As Bloomberg puts it, during the pandemic, global chipmakers rode high as the work-from-home trend fueled demand for computers and other consumer technology. This year, inflation and recession fears — plus a partial return to the office — have put a dampener on purchases. According to data compiled by Bloomberg, Micron is in for a difficult year. 

It expects sales of around US$4.25 billion in its fiscal first quarter, which ends in November. That compares with an average analyst estimate of US$6 billion. “Yes, we have a challenging market environment, but we’re responding rapidly with actions,” Mehrotra said in an interview. “Fiscal 2023 is, of course, an unprecedented environment, but the long-term drivers are intact,” Bloomberg’s report noted.

Concurrently, even Japan’s Kioxia, which supplies much of the world’s NAND storage for smartphones and servers, announced today that it is reducing new production and will lower its overall output by 30% by December.On the other hand, dor South Korea, to restore the balance between supply and demand, rivals Samsung Electronics Co. and SK Hynix Inc. are also showing signs of dialing back production.

As Gartner puts it, although chip shortages are abating, the global semiconductor market is entering a period of weakness. “We are already seeing weakness in semiconductor end markets, especially those exposed to consumer spending.
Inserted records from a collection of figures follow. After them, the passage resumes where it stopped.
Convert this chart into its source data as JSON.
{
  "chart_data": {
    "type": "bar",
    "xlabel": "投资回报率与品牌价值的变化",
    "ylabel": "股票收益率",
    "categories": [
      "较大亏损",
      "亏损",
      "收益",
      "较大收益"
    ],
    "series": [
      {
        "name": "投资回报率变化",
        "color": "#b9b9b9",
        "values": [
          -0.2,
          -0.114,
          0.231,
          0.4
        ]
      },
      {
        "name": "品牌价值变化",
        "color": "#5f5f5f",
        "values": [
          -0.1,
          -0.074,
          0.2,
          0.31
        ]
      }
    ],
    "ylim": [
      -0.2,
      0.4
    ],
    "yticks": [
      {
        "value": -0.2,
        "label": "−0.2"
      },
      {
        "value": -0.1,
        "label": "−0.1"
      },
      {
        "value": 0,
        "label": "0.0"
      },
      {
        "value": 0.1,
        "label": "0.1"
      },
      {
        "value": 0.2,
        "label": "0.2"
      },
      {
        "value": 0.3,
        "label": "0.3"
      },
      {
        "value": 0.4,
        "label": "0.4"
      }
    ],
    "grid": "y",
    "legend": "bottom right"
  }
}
Rising inflation, taxes and interest rates, together with higher energy and fuel costs, are putting pressure on consumer disposable income. This is affecting spending on electronic products such as PCs and smartphones,” Practice VP  Richard Gordon said.

Overall, Gartner had reduced 2022 global semiconductor revenue from the previous quarter’s forecast by US$36.7 billion, to US$639.2 billion, as economic conditions are expected to worsen through the year.